Current trends that integrate neuropsychiatry, infant psychiatry, and clinical psychiatry are generating more powerful models of the early genesis of a predisposition to psychiatric disorders, including PTSD. Data are presented which suggest that traumatic attachments, expressed in episodes of hyperarousal and dissociation, are imprinted into the developing limbic and autonomic nervous systems of the early maturing right brain. These enduring structural changes lead to the inefficient stress coping mechanisms that lie at the core of infant, child, and adult posttraumatic stress disorders.
Disorganised-disoriented insecure attachment, a pattern common in infants abused in the first 2 years of life, is psychologically manifest as an inability to generate a coherent strategy for coping with relational stress. Early abuse negatively impacts the developmental trajectory of the right brain, dominant for attachment, affect regulation, and stress modulation, thereby setting a template for the coping deficits of both mind and body that characterise PTSD symptomatology. These data suggest that early intervention programs can significantly alter the intergenerational transmission of posttraumatic stress disorders.

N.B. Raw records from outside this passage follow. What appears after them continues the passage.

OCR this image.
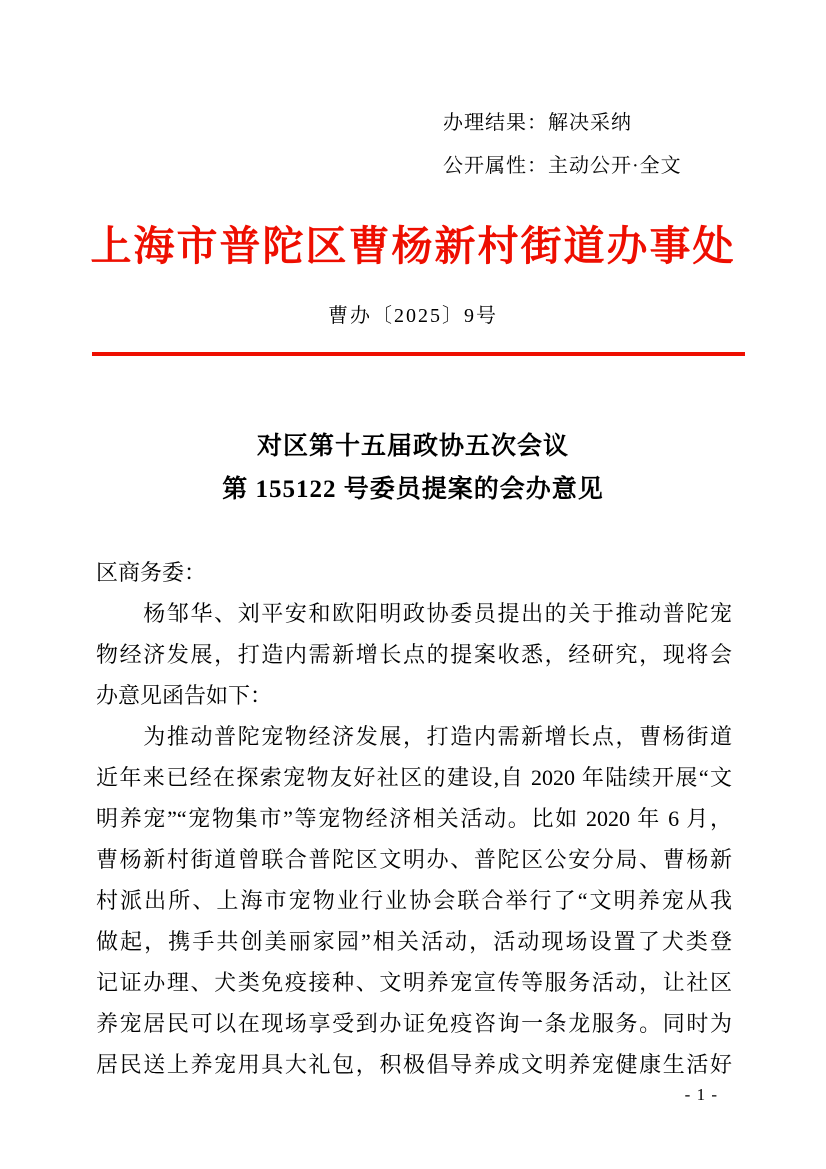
办理结果：解决采纳
公开属性：主动公开·全文
上海市普陀区曹杨新村街道办事处
曹办〔2025〕9号
对区第十五届政协五次会议
第 155122 号委员提案的会办意见
区商务委：
　　杨邹华、刘平安和欧阳明政协委员提出的关于推动普陀宠
物经济发展，打造内需新增长点的提案收悉，经研究，现将会
办意见函告如下：
　　为推动普陀宠物经济发展，打造内需新增长点，曹杨街道
近年来已经在探索宠物友好社区的建设,自 2020 年陆续开展“文
明养宠”“宠物集市”等宠物经济相关活动。比如 2020 年 6 月，
曹杨新村街道曾联合普陀区文明办、普陀区公安分局、曹杨新
村派出所、上海市宠物业行业协会联合举行了“文明养宠从我
做起，携手共创美丽家园”相关活动，活动现场设置了犬类登
记证办理、犬类免疫接种、文明养宠宣传等服务活动，让社区
养宠居民可以在现场享受到办证免疫咨询一条龙服务。同时为
居民送上养宠用具大礼包，积极倡导养成文明养宠健康生活好
- 1 -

本综述整合了依恋理论、情感神经科学、发育应激研究和婴儿精神病学方面的最新进展,以阐明创伤后应激障碍的发育前体。
利用医学索引/医学期刊数据库(Index Medicus/Medline)和心理学文摘收集现有的依恋、应激生理学、创伤和神经科学文献。这些汇聚的跨学科数据被用作理论基础,以模拟早期关系性创伤对驱动依恋功能的中枢和自主神经系统发育活动的影响。
整合神经精神病学、婴儿精神病学和临床精神病学的当前趋势正在生成更强大的模型,以解释包括创伤后应激障碍在内的精神疾病易感性的早期成因。所呈现的数据表明,以过度觉醒和解离发作表现出来的创伤性依恋被印记在早期成熟的右脑发育中的边缘和自主神经系统中。这些持久的结构变化导致了低效的应激应对机制,而这正是婴儿、儿童和成人创伤后应激障碍的核心所在。
混乱 - 迷失方向的不安全依恋是1至2岁受虐婴儿中常见的模式,在心理上表现为无法产生应对关系性应激的连贯策略。早期虐待对右脑的发育轨迹产生负面影响,右脑在依恋、情感调节和应激调节方面占主导地位,从而为创伤后应激障碍症状所特有的身心应对缺陷设定了一个模板。这些数据表明,早期干预项目可以显著改变创伤后应激障碍的代际传播。